Why incremental gains still matter
Superconductors already play roles in MRI machines, particle accelerators and experimental fusion devices, typically using materials that must be cooled with liquid helium or—among so‑called high‑temperature superconductors—with liquid nitrogen. Even incremental increases in Tc at ambient pressure can reduce cooling costs and enable more compact equipment.
Advocates of room‑temperature, ambient‑pressure superconductors say they could eventually reduce power losses in electric grids—estimated in the United States to account for several percent of generated electricity—and enable lighter, more efficient motors and generators for transportation and industry.

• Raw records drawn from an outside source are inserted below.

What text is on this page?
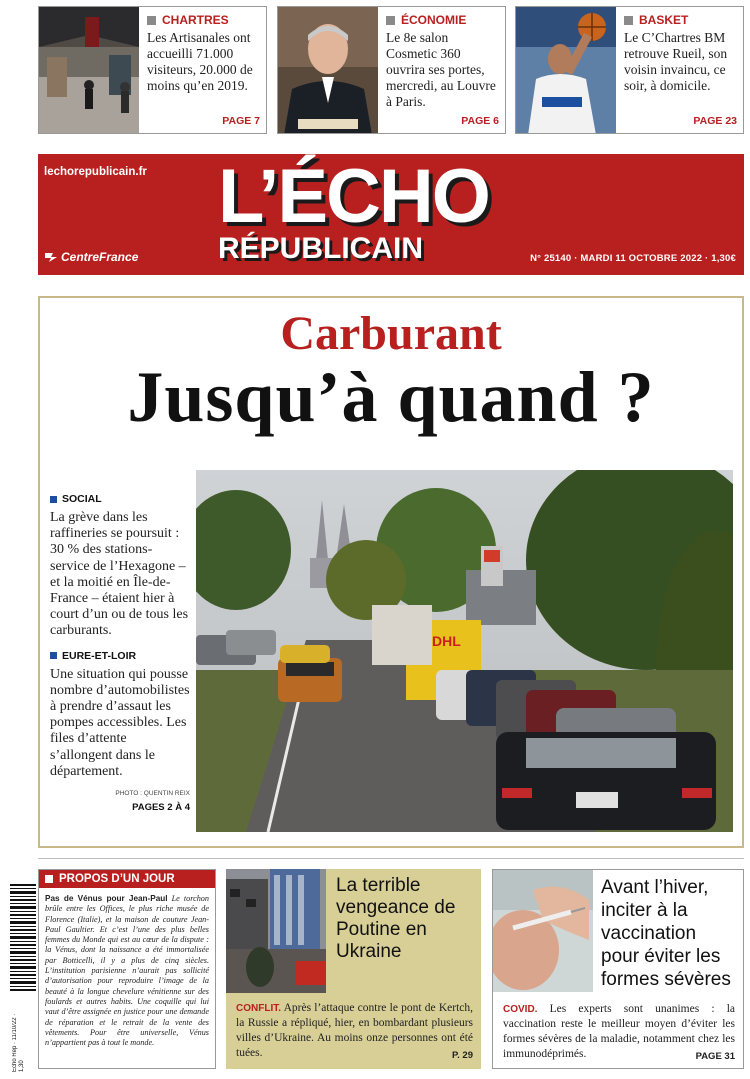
CHARTRES
Les Artisanales ont accueilli 71.000 visiteurs, 20.000 de moins qu’en 2019.
PAGE 7
ÉCONOMIE
Le 8e salon Cosmetic 360 ouvrira ses portes, mercredi, au Louvre à Paris.
PAGE 6
BASKET
Le C’Chartres BM retrouve Rueil, son voisin invaincu, ce soir, à domicile.
PAGE 23
lechorepublicain.fr L’ÉCHO
RÉPUBLICAIN
CentreFrance	N° 25140 · MARDI 11 OCTOBRE 2022 · 1,30€
Carburant
Jusqu’à quand ?
SOCIAL

La grève dans les raffineries se poursuit : 30 % des stations-service de l’Hexagone – et la moitié en Île-de-France – étaient hier à court d’un ou de tous les carburants.

EURE-ET-LOIR

Une situation qui pousse nombre d’automobilistes à prendre d’assaut les pompes accessibles. Les files d’attente s’allongent dans le département.

PHOTO : QUENTIN REIX
PAGES 2 À 4
DHL
Echo Rep · 11/10/22 · 1,30
PROPOS D’UN JOUR
Pas de Vénus pour Jean-Paul Le torchon brûle entre les Offices, le plus riche musée de Florence (Italie), et la maison de couture Jean-Paul Gaultier. Et c’est l’une des plus belles femmes du Monde qui est au cœur de la dispute : la Vénus, dont la naissance a été immortalisée par Botticelli, il y a plus de cinq siècles. L’institution parisienne n’aurait pas sollicité d’autorisation pour reproduire l’image de la beauté à la longue chevelure vénitienne sur des foulards et autres habits. Une coquille qui lui vaut d’être assignée en justice pour une demande de réparation et le retrait de la vente des vêtements. Pour être universelle, Vénus n’appartient pas à tout le monde.
La terrible vengeance de Poutine en Ukraine
CONFLIT. Après l’attaque contre le pont de Kertch, la Russie a répliqué, hier, en bombardant plusieurs villes d’Ukraine. Au moins onze personnes ont été tuées.	P. 29
Avant l’hiver, inciter à la vaccination pour éviter les formes sévères
COVID. Les experts sont unanimes : la vaccination reste le meilleur moyen d’éviter les formes sévères de la maladie, notamment chez les immunodéprimés.	PAGE 31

The roadmap also highlights potential impacts on quantum computing, where many qubits rely on superconducting circuits, and on high‑field magnets that could benefit fusion reactors and scientific instruments.
Specialists caution against expecting rapid change.

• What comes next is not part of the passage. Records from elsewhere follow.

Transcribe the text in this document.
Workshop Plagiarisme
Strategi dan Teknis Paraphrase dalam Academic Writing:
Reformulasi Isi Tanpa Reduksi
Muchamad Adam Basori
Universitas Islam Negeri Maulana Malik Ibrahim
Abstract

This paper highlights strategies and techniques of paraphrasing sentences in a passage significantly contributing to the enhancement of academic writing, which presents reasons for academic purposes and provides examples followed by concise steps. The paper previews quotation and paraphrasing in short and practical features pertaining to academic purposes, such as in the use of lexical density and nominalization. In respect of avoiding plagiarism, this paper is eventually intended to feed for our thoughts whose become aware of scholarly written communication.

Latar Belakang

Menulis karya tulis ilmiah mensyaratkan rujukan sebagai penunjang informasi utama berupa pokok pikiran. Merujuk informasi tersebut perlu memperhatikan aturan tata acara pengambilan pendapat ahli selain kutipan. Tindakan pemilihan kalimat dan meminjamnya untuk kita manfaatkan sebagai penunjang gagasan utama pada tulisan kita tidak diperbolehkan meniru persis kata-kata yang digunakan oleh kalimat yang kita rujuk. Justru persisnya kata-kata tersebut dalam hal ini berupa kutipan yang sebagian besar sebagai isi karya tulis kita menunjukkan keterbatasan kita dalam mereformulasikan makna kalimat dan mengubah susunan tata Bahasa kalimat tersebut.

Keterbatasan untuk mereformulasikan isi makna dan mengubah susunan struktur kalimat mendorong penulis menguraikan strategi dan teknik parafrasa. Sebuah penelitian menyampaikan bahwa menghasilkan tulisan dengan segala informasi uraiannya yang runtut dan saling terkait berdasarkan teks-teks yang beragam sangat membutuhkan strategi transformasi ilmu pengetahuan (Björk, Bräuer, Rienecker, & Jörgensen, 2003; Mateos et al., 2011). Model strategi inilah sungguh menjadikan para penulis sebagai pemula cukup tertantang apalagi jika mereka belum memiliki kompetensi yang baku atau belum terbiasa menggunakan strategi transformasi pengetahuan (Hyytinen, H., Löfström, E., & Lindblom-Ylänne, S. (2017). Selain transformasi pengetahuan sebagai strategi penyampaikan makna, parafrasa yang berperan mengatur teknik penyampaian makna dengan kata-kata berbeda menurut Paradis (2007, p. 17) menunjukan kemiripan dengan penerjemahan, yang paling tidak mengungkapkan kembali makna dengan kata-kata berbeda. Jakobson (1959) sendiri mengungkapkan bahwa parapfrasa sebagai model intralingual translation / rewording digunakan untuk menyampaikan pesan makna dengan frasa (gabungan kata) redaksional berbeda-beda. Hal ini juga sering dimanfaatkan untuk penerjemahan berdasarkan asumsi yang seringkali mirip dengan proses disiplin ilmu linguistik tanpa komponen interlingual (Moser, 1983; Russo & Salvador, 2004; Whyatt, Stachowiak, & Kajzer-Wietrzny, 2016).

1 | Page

“Going from a tiny crystal in a diamond anvil cell to kilometers of wire in a power grid is a massive leap,” said a materials scientist at a U.S. national laboratory who was not authorized to speak on the record. “You have to be able to make the material in bulk, keep the relevant phase stable for years, and engineer it into devices that can survive real‑world conditions. That is a long process even after the basic physics is solidly established.”
The new Hg‑1223 phase, as currently reported, is not yet close to meeting those criteria. Its lifetime appears limited unless kept very cold, and the pressure‑quench process is difficult to control and potentially damaging to the tiny diamonds and electrical leads used. The share of the sample that becomes superconducting has not been fully quantified.
What comes next
Even proponents of the roadmap concede that the path to room‑temperature superconductivity, if it exists, is likely to take decades and involve many more steps. For now, the immediate test will be whether other laboratories can reproduce and refine the new 151‑kelvin result and whether pressure‑quench methods can be generalized to other superconducting families, such as nickelates and iron‑based compounds.
Breaking the 33‑year record does not, by itself, transform power grids or medical scanners. But it marks a measurable move in a field that had seemed stalled at ambient pressure—and sets a clearer framework for what progress might look like in the years ahead, not just as isolated announcements but as part of a deliberate attempt to engineer one of physics’ most elusive states into practical technology.